Review: The Age of Innocence
The Age of Innocence, by Edith Wharton
9/10, a funny, insightful, and engaging look into class and society in late-1800s New York
The first woman to win the Pulitzer Prize for fiction was Edith Wharton in 1921, for this novel. "The Age of Innocence" is the story of Archer Newland, a young man in New York society in the late 1800s, engaged to be married to May Welland (note the names: New-land, Well-land). She is everything he could want in a society wife: she always knows just the right thing to say and do. And yet, sometimes he feels dissatisfied, because he knows she is only saying what Society has scripted for her. He feels he will never get to know the "real" woman.
Enter Countess Olenska, Ellen, a scion of the family who has fled an abusive marriage.
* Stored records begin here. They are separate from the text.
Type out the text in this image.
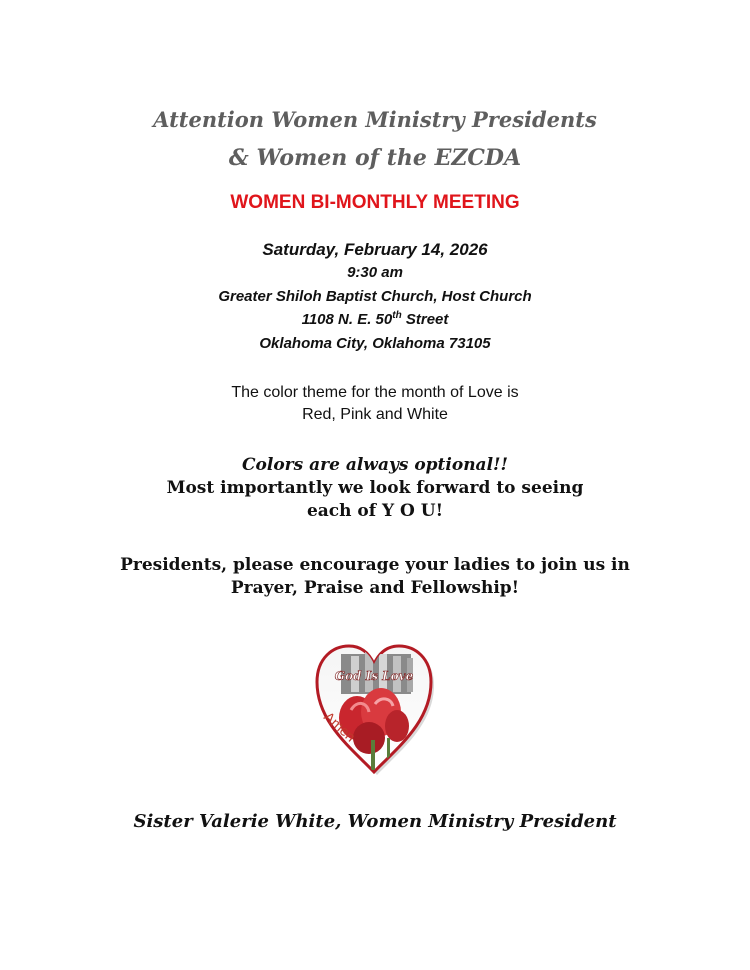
Attention Women Ministry Presidents
& Women of the EZCDA
WOMEN BI-MONTHLY MEETING
Saturday, February 14, 2026
9:30 am
Greater Shiloh Baptist Church, Host Church
1108 N. E. 50th Street
Oklahoma City, Oklahoma 73105
The color theme for the month of Love is
Red, Pink and White
Colors are always optional!!
Most importantly we look forward to seeing
each of Y O U!
Presidents, please encourage your ladies to join us in
Prayer, Praise and Fellowship!
God Is Love
Amen
Sister Valerie White, Women Ministry President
She knows little of New York Society, but after a couple faux pas (attending the party of a common artist! where there is dancing!), she is accepted into their ranks. Archer falls in love with her free spirit and sees in her the same desire he himself has, to show the Society folks how much of a sham their posturing and elegant disguises are, to show that they are insulating themselves from life.
And yet, and yet...every time he steps boldly toward Ellen, she retreats; when she makes a move in his direction, he seeks the shelter of the familiar. But they grow closer and closer to running away together even as his wedding to May grows nearer and nearer.
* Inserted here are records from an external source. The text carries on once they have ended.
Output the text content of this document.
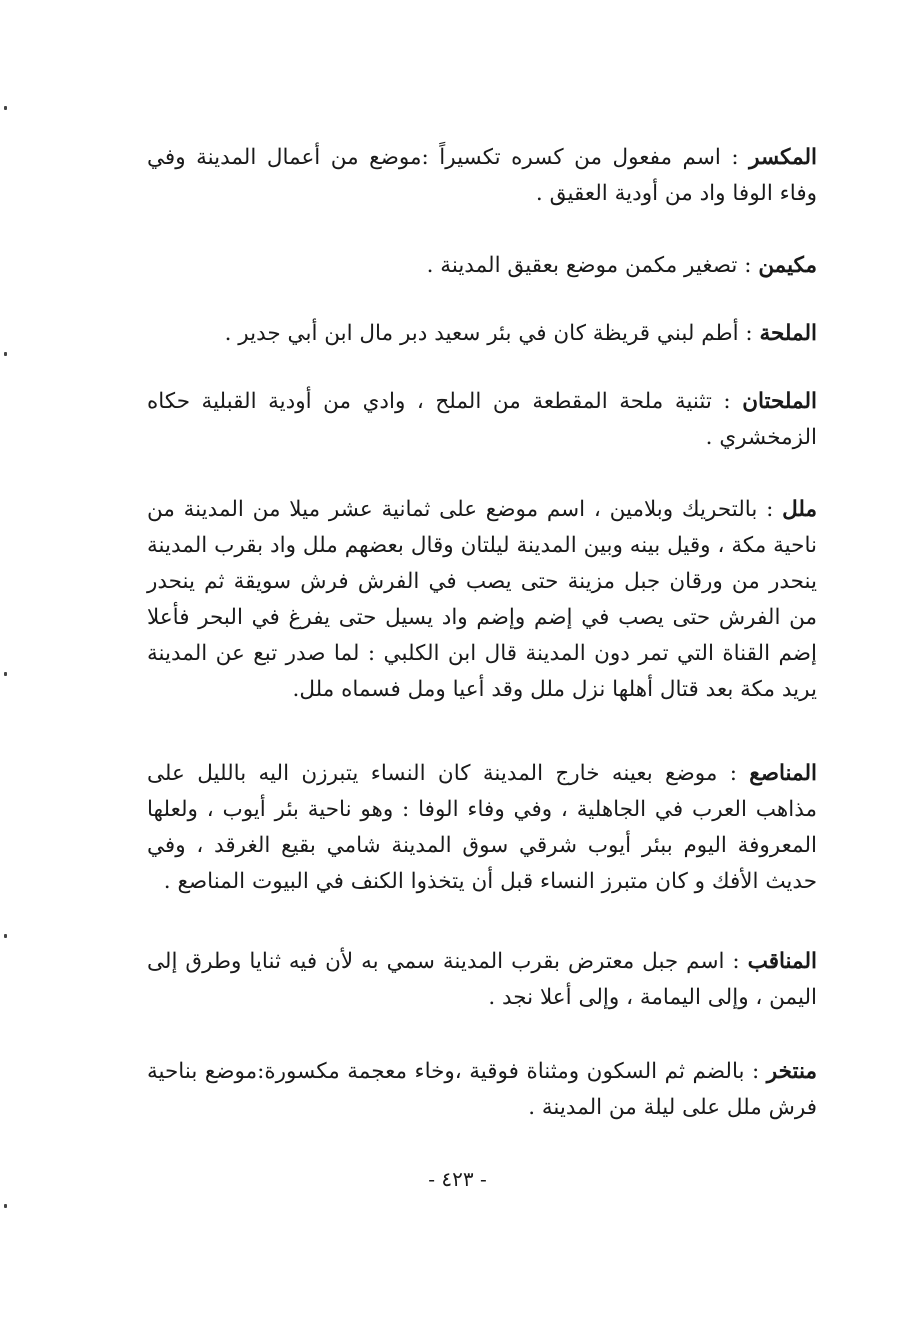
المكسر : اسم مفعول من كسره تكسيراً :موضع من أعمال المدينة وفي وفاء الوفا واد من أودية العقيق .
مكيمن : تصغير مكمن موضع بعقيق المدينة .
الملحة : أطم لبني قريظة كان في بئر سعيد دبر مال ابن أبي جدير .
الملحتان : تثنية ملحة المقطعة من الملح ، وادي من أودية القبلية حكاه الزمخشري .
ملل : بالتحريك وبلامين ، اسم موضع على ثمانية عشر ميلا من المدينة من ناحية مكة ، وقيل بينه وبين المدينة ليلتان وقال بعضهم ملل واد بقرب المدينة ينحدر من ورقان جبل مزينة حتى يصب في الفرش فرش سويقة ثم ينحدر من الفرش حتى يصب في إضم وإضم واد يسيل حتى يفرغ في البحر فأعلا إضم القناة التي تمر دون المدينة قال ابن الكلبي : لما صدر تبع عن المدينة يريد مكة بعد قتال أهلها نزل ملل وقد أعيا ومل فسماه ملل.
المناصع : موضع بعينه خارج المدينة كان النساء يتبرزن اليه بالليل على مذاهب العرب في الجاهلية ، وفي وفاء الوفا : وهو ناحية بئر أيوب ، ولعلها المعروفة اليوم ببئر أيوب شرقي سوق المدينة شامي بقيع الغرقد ، وفي حديث الأفك و كان متبرز النساء قبل أن يتخذوا الكنف في البيوت المناصع .
المناقب : اسم جبل معترض بقرب المدينة سمي به لأن فيه ثنايا وطرق إلى اليمن ، وإلى اليمامة ، وإلى أعلا نجد .
منتخر : بالضم ثم السكون ومثناة فوقية ،وخاء معجمة مكسورة:موضع بناحية فرش ملل على ليلة من المدينة .
- ٤٢٣ -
Wharton's grasp of character and story is marvelous. Archer is a tortured and complicated person, no less so than Ellen, but the side characters are simply wonderful: the old dowager who defied expectations to become highly respected and influential, who now is too large to get upstairs in her own house and now has the unconventional arrangement of having her bedroom on the ground floor; the van Luydens, one of the most influential families in Society by birth who nonetheless seem to prefer solitude to the company of people; the lynchpin of society, the aging dandy who knows all the gossip because everyone invites him everywhere to hear the gossip he knows, and in the process he learns theirs (and he lives with his unmarried sister, whom he sometimes sends to the less important engagements)...it's a marvelous cast of characters, and it makes for a terrific story.
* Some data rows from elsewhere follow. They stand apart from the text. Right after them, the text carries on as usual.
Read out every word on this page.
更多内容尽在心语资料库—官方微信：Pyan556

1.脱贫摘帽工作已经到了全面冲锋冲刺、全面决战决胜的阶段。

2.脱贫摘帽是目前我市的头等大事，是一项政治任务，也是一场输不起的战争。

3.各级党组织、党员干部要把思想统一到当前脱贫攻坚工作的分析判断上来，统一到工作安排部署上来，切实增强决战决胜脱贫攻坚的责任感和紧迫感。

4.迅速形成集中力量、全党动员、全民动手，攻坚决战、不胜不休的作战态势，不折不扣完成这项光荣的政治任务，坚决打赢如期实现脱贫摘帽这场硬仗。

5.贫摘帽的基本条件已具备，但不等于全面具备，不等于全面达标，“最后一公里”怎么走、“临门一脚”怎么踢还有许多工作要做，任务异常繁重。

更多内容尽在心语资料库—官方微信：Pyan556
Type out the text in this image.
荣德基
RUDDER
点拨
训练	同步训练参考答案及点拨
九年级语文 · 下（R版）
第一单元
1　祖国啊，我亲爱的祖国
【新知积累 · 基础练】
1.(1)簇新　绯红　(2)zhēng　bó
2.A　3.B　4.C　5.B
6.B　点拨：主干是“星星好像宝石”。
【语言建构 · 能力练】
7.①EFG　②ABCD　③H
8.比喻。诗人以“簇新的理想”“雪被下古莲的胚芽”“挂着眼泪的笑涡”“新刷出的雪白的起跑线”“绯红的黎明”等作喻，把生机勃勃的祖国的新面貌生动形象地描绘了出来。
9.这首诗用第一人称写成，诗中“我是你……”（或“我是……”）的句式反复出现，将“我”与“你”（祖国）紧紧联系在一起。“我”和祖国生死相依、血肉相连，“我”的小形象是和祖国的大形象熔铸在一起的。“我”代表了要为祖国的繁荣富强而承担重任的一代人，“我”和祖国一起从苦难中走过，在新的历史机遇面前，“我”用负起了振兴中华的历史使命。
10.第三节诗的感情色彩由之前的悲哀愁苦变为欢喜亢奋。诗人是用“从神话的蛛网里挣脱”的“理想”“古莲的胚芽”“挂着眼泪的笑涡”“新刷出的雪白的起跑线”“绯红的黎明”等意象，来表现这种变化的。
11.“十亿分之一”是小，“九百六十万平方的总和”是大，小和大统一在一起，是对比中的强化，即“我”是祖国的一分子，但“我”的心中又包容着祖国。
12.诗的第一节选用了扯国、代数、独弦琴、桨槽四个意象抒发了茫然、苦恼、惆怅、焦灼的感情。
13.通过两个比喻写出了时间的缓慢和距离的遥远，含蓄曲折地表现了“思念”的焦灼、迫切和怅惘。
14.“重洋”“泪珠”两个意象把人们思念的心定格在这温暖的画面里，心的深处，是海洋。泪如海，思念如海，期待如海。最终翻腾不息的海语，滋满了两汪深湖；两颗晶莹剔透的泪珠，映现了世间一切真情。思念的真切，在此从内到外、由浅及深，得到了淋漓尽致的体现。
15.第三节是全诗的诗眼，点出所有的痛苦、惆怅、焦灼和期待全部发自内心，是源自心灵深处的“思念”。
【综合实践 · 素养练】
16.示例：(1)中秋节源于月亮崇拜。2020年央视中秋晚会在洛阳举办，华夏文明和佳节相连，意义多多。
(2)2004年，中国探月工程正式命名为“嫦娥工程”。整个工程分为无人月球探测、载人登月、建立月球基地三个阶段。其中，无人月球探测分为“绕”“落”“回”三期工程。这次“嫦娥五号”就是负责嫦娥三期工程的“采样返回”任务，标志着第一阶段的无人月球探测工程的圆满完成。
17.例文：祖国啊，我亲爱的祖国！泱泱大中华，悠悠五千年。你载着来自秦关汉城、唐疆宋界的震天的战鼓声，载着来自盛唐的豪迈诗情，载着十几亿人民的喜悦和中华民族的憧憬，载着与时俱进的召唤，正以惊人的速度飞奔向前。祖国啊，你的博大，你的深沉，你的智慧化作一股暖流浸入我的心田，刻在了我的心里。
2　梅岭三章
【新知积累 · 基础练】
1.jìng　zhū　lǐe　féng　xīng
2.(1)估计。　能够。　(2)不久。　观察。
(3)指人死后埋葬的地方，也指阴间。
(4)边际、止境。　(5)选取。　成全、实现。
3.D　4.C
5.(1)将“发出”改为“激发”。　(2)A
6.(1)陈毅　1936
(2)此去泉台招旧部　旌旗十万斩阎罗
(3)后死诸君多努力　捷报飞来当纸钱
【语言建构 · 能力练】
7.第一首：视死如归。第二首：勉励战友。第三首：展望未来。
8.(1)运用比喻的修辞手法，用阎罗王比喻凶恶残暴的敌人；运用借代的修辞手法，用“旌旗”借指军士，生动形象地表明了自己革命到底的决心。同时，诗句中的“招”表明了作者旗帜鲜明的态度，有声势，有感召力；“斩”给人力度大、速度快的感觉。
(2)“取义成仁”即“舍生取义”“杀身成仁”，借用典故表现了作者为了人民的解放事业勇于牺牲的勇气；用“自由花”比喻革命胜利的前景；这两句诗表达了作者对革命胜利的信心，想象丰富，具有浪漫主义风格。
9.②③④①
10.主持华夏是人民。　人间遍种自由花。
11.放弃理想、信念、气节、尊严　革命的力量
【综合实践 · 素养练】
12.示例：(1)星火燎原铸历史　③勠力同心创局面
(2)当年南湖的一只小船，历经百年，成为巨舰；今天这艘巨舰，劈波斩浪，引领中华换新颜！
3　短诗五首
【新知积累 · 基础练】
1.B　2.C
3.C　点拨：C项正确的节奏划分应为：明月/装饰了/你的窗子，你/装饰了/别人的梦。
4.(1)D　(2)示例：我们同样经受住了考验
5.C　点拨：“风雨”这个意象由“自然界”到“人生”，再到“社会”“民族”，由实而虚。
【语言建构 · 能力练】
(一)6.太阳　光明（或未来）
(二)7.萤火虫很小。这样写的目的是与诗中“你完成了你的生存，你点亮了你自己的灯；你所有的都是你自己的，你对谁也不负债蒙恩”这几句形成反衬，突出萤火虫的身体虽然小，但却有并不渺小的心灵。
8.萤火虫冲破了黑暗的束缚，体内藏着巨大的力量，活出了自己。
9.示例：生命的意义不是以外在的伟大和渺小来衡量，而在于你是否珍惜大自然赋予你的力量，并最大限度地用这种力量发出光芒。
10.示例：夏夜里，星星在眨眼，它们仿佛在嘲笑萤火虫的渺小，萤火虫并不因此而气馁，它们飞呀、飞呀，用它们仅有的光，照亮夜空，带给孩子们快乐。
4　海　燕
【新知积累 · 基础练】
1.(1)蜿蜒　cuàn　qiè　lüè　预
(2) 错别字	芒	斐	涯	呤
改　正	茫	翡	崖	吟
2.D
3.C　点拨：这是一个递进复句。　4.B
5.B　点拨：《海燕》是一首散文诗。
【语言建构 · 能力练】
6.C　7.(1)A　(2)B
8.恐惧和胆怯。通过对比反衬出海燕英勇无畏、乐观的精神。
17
Through it all, as through this review, runs the thread of Society, the unwritten code by which Archer and his peers say certain things and leave others understood; do certain things and leave others undone. Archer continues to question Society, pointing out to himself the ridiculousness of it even as he digs himself deeper into its grip.
A highly enjoyable and most recommended read. I will certainly be looking up more of Edith Wharton's work.